AR Environment Probe Managerの詳細
これだけの説明では、AR Environment Probe Managerでどのような設定ができるのか分からないので、外出しされている変数についてもみてみましょう。
正しい理解は、以下のリファレンスをご覧ください。
AR environment probe manager(unity3d.comへ移動します)
Automatic Placement
Environment Probeを手動配置するか、自動配置するかをここで決定できます。特に理由がない場合は、自動配置にしておいてよさそうです。
手動配置をする場合は、AR Environment Probeのコンポーネンとを持つオブジェクトをシーン内に配置します。
Environment Texture
これは、Environment Probeが生成するキューブマップのフィルターモードの設定です。
FilterModeの説明を見てみると、テクスチャーサンプリングの方法が違うようで、特段理由がない場合は、トリリニアにしておいてよさそうです。
おわりに
今回は、現実の周辺環境をオブジェクトに反射させる方法を解説しました。非常に簡単でしたね!
ARでは、ARで出現させるオブジェクトをいかに現実に馴染ませるか、というところが、体験の没入感を損なわないために非常に大きなポイントとなってきます。

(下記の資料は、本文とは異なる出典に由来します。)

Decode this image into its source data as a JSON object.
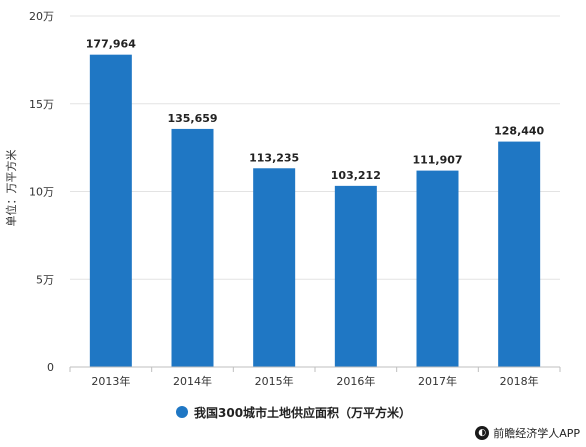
{
  "chart_data": {
    "type": "bar",
    "categories": [
      "2013年",
      "2014年",
      "2015年",
      "2016年",
      "2017年",
      "2018年"
    ],
    "series": [
      {
        "name": "我国300城市土地供应面积（万平方米）",
        "values": [
          177964,
          135659,
          113235,
          103212,
          111907,
          128440
        ]
      }
    ],
    "data_labels": [
      "177,964",
      "135,659",
      "113,235",
      "103,212",
      "111,907",
      "128,440"
    ],
    "ylabel": "单位：万平方米",
    "ylim": [
      0,
      200000
    ],
    "yticks": [
      {
        "value": 0,
        "label": "0"
      },
      {
        "value": 50000,
        "label": "5万"
      },
      {
        "value": 100000,
        "label": "10万"
      },
      {
        "value": 150000,
        "label": "15万"
      },
      {
        "value": 200000,
        "label": "20万"
      }
    ],
    "grid": true,
    "legend_position": "bottom",
    "bar_color": "#1f77c4"
  },
  "legend": {
    "label": "我国300城市土地供应面积（万平方米）"
  },
  "source": {
    "label": "前瞻经济学人APP",
    "icon": "logo-icon"
  }
}
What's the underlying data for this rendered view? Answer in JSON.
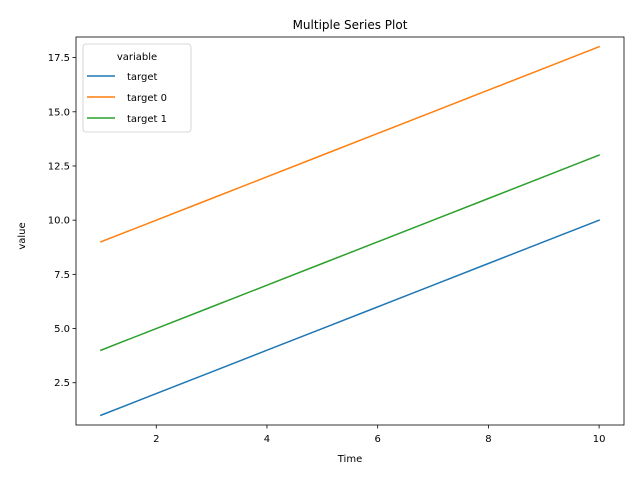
{
  "chart_data": {
    "type": "line",
    "title": "Multiple Series Plot",
    "xlabel": "Time",
    "ylabel": "value",
    "x": [
      1,
      2,
      3,
      4,
      5,
      6,
      7,
      8,
      9,
      10
    ],
    "xlim": [
      0.55,
      10.45
    ],
    "ylim": [
      0.55,
      18.45
    ],
    "xticks": [
      2,
      4,
      6,
      8,
      10
    ],
    "yticks": [
      2.5,
      5.0,
      7.5,
      10.0,
      12.5,
      15.0,
      17.5
    ],
    "xtick_labels": [
      "2",
      "4",
      "6",
      "8",
      "10"
    ],
    "ytick_labels": [
      "2.5",
      "5.0",
      "7.5",
      "10.0",
      "12.5",
      "15.0",
      "17.5"
    ],
    "grid": false,
    "legend": {
      "title": "variable",
      "position": "top-left"
    },
    "series": [
      {
        "name": "target",
        "color": "#1f77b4",
        "values": [
          1,
          2,
          3,
          4,
          5,
          6,
          7,
          8,
          9,
          10
        ]
      },
      {
        "name": "target 0",
        "color": "#ff7f0e",
        "values": [
          9,
          10,
          11,
          12,
          13,
          14,
          15,
          16,
          17,
          18
        ]
      },
      {
        "name": "target 1",
        "color": "#2ca02c",
        "values": [
          4,
          5,
          6,
          7,
          8,
          9,
          10,
          11,
          12,
          13
        ]
      }
    ]
  }
}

現実に馴染ませるためのポイントは大きく分けて3つあり、
- オブジェクトの影を落とす
- オブジェクトに現実世界の周辺環境をマッピングする
- 現実世界の明るさをオブジェクトに反映する
今回で、この3つの2つ目までを解説したことになります。3つ目の「現実世界の明るさをオブジェクトに反映する」方法は、記事を改めて、解説したいと思います。